– Вам задавали такие вопросы?

– Мы не должны говорить об этом. Но такие случаи уже были и не нарушали эксперимента. Временная система стабильна и инерционна. Это же море, поглощающее смерчи…

– Я жила давно… – подумала Анна вслух. – Для вас я ископаемое. Ископаемое, которое жило давно. Мамонт.

– В определенной степени, да. – Кин не хотел щадить ее чувств. – Для меня вы умерли семьсот лет назад.

– Вы в этом уверены?

– Уверен. Хоть и не видел вашей могилы.

– Спасибо за прямоту… Я была вчера на кладбище. Там, на холме. Я могу оценить величину этой пропасти.

– Мы хотим пересечь ее.

– И забрать оттуда человека? А если он будет несчастен?

– Он гениален. Гений адаптабелен. У нас есть опыт.

– Вы категоричны.

– К сожалению, я всегда сомневаюсь. Категоричен Жюль. Может, потому что молод. И не историк, а в первую очередь физик-временщик.

– Вы историк?

– У нас нет строгого деления на специальности. Мы умеем многое.

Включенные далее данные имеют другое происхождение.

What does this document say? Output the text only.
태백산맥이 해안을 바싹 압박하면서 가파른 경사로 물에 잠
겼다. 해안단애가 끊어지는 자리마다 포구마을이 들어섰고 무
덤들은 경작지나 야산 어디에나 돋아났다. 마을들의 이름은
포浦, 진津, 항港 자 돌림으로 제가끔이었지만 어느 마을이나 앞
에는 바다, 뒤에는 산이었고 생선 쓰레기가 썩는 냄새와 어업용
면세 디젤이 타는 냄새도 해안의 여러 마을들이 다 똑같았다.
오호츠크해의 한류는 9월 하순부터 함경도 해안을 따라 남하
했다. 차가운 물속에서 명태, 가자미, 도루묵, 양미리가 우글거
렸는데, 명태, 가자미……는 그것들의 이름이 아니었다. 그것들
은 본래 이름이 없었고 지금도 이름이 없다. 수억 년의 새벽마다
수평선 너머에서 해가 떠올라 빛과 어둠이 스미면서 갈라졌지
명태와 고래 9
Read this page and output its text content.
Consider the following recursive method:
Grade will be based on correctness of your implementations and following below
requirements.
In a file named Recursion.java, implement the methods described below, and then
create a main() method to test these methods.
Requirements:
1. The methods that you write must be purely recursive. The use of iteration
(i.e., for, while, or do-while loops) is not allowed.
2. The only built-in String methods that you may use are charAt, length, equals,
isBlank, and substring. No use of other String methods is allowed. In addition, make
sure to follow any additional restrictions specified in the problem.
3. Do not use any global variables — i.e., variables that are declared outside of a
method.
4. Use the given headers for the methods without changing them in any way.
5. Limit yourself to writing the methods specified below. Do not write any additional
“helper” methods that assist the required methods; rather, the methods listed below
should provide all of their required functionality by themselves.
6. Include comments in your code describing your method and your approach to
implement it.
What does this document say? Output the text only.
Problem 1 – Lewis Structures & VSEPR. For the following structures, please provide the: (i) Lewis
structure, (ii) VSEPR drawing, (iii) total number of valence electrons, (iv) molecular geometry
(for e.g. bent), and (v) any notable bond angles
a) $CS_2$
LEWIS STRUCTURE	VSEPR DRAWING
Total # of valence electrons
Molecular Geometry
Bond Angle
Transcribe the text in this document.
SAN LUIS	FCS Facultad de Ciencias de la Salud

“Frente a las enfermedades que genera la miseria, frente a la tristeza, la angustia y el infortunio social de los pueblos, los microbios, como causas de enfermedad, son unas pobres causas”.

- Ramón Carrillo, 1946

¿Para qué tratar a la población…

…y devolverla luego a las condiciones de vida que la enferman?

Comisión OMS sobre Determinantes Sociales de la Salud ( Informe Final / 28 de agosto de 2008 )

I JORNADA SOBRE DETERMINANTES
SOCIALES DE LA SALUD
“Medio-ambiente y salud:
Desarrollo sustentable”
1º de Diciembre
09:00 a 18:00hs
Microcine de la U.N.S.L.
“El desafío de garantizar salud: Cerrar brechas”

– Хотя в общем вы не изменились.

– Антропологический тип человека остался прежним. Мы далеко не все красивы и не все умны.

– Во мне просыпаются вопросы, – сказала Анна, остановившись у крыльца.

Кин вынул грабли из бочки и приставил к стене.

– Разумеется, – сказал он. – Об обитаемости миров, о социальном устройстве, о войнах и мире… Я не отвечу вам, Анна. Я ничего не могу вам ответить. Хотя, надеюсь, сам факт моего прилета сюда уже оптимистичен. И то, что мы можем заниматься таким странным делом, как поиски древних мудрецов…

– Это ничего не доказывает. Может, вы занимаетесь поисками мозгов не от хорошей жизни.

– При плохой жизни не хватает энергии и времени для таких занятий. А что касается нехватки гениев…

В калитке возник дед Геннадий с кринкой в руке.

– Здравствуй, – сказал он, будто не замечая Кина, который стоял к нему спиной. – Ты что за молоком не пришла?

– Познакомьтесь, – сказала Анна. – Это мои знакомые приехали.

Кин медленно обернулся.


6

Лицо Кина удивительным образом изменилось. Оно вытянулось, обвисло, собралось в морщины и сразу постарело лет на двадцать.

– Геннадий… простите, запамятовал.

– Просто Геннадий, дед Геннадий. Какими судьбами? А я вот вчера еще Анне говорил: реставратор Васильев, человек известный, обещал мне, что не оставит без внимания наши места по причине исторического интереса. Но не ожидал, что так скоро.

– Ага, – тихо сказала Анна. – Разумеется. Васильев. Известный реставратор из Ленинграда.

И в этом, если вдуматься, не было ничего странного: конечно, они бывали здесь раньше, вынюхивали, искали место для своей машины. Серьезные люди, большие ставки. А вот недооценили дедушкиной страсти к истории.

– И надолго? – спросил дед Геннадий. – Сейчас ко мне пойдем, чаю попьем, а? Как семья, как сотрудники? А я ведь небольшой музей уже собрал, некоторые предметы, имеющие научный интерес.

– Обязательно, – улыбнулся Кин очаровательной гримасой уставшего от постоянной реставрации, от поисков и находок великого человека. – Но мы ненадолго, проездом Аню навестили.

– Навестили, – эхом откликнулась Анна.

– Правильно, – согласился дед, влюбленно глядя на своего кумира, – я сейчас мой музей сюда принесу. Вместе посмотрим и выслушаем ваши советы.

Кин вдруг обратил на Анну умоляющий взгляд: спасайте!

– Не бесплатно, – сказала Анна одними губами, отвернувшись от зоркого деда. – Мы погодя зайдем, – сказала она. – Вместе зайдем, не надо сюда музей нести, можно помять что-нибудь, сломать…

– Я осторожно, – сказал дед. – Вы, конечно, понимаете, что мой музей пока не очень велик. Я некоторые кандидатуры на местах оставляю. Отмечаю и оставляю. Мы с вами должны на холм сходить, там я удивительной формы крест нашел, весь буквально кружевной резьбы, принадлежал купцу второй гильдии Сумарокову, супруга и чада его сильно скорбели в стихах.